Really, we need to discuss the pros and cons of breastfeeding honestly. We need to discuss how much of the cons are attributable to lack of social support. We need to acknowledge when a con might not be ameliorated easily with a social social.
Because there’s a cost to spinning the data solely in favor of breastfeeding. Mothers quickly feel like failures if they encounter resistance – whether it’s a disapproving mother-in-law, an unsupportive boss, or plain old engorgement. They feel like failures if they can’t produce enough milk. They blame themselves. Honest advocacy that acknowledged the difficulties and possible harms to a mother’s health would be far more supportive than the one-sided presentations that were prevalent when I had my babies, and that still dominate the infoscape.
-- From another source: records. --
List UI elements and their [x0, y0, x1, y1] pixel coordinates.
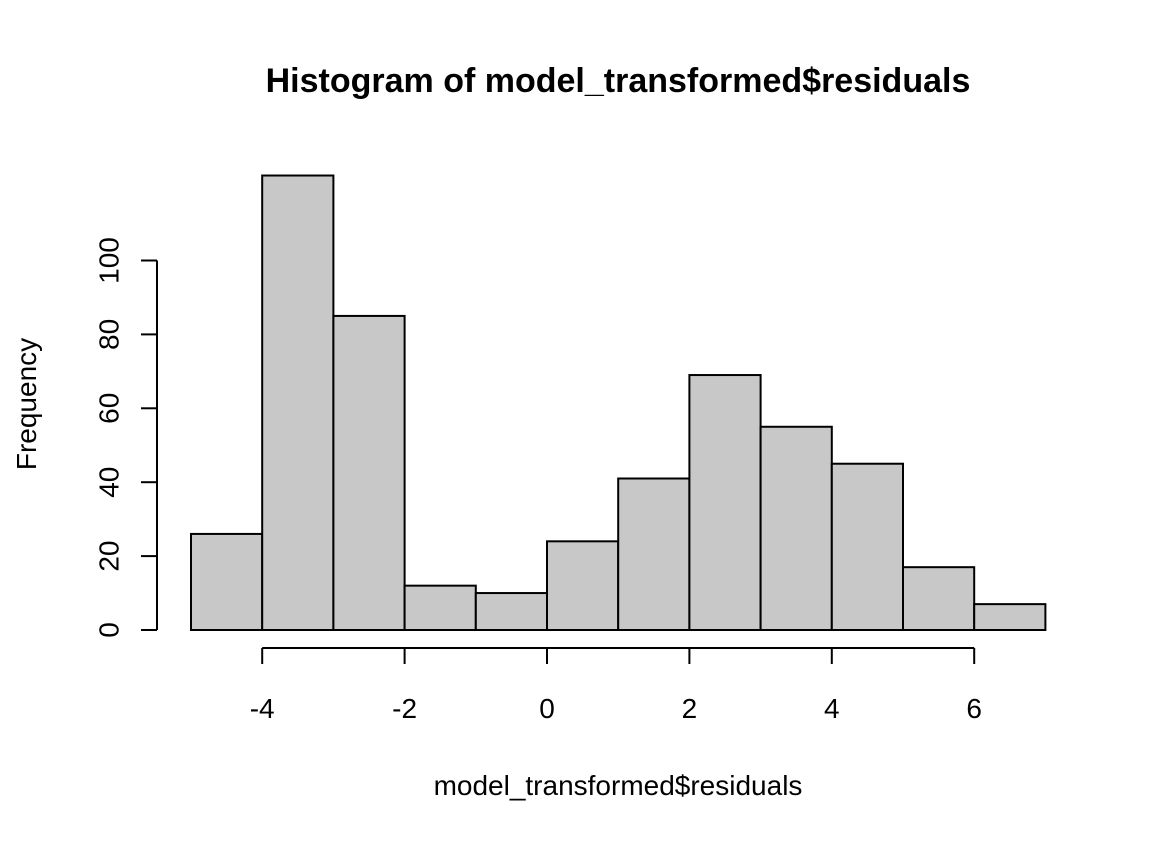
- x-tick-label: -2: [392, 693, 417, 724]
- histogram-bars: [190, 174, 1047, 632]
- x-tick-label: 0: [539, 693, 555, 724]
- y-tick-label: 80: [93, 319, 124, 350]
- y-tick-label: 100: [93, 237, 124, 284]
- x-tick-label: 4: [824, 693, 840, 724]
- histogram-bar: [617, 477, 691, 631]
- x-axis: -4 -2 0 2 4 6: [250, 647, 982, 724]
- histogram-bar: [759, 425, 833, 631]
- histogram-bar: [403, 584, 477, 631]
- y-tick-label: 40: [93, 467, 124, 498]
- x-tick-label: 6: [966, 693, 982, 724]
- histogram-bar: [190, 532, 264, 631]
- y-tick-label: 60: [93, 393, 124, 424]
- histogram-bar: [688, 374, 762, 632]
- y-tick-label: 0: [93, 622, 124, 638]
- histogram-bar: [332, 314, 406, 631]
- histogram-bar: [830, 462, 904, 631]
- x-tick-label: -4: [250, 693, 275, 724]
- histogram-bar: [261, 174, 335, 631]
- histogram-bar: [902, 566, 976, 631]
- histogram-bar: [474, 592, 548, 631]
- y-axis-label: Frequency: [11, 338, 42, 470]
- chart-title: Histogram of model_transformed$residuals: [266, 62, 971, 100]
- x-tick-label: 2: [682, 693, 698, 724]
- histogram-bar: [973, 603, 1047, 632]
- x-axis-label: model_transformed$residuals: [434, 770, 803, 801]
- y-axis: 0 20 40 60 80 100: [93, 237, 158, 638]
- y-tick-label: 20: [93, 541, 124, 572]
- histogram-bar: [546, 540, 620, 632]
They might also ultimately be more persuasive, if they could acknowledge women’s legitimate fears and give them techniques to cope.
Propaganda might guilt women into trying to breastfeed. But in order for them to keep it up, breastfeeding advocates need to supply a more balanced and truthful perspective. As I said in m last post, the preponderance of evidence favors breastfeeding. We who support it don’t need to stoop to the sort of propaganda that formula manufacturers use – though they call it marketing, of course.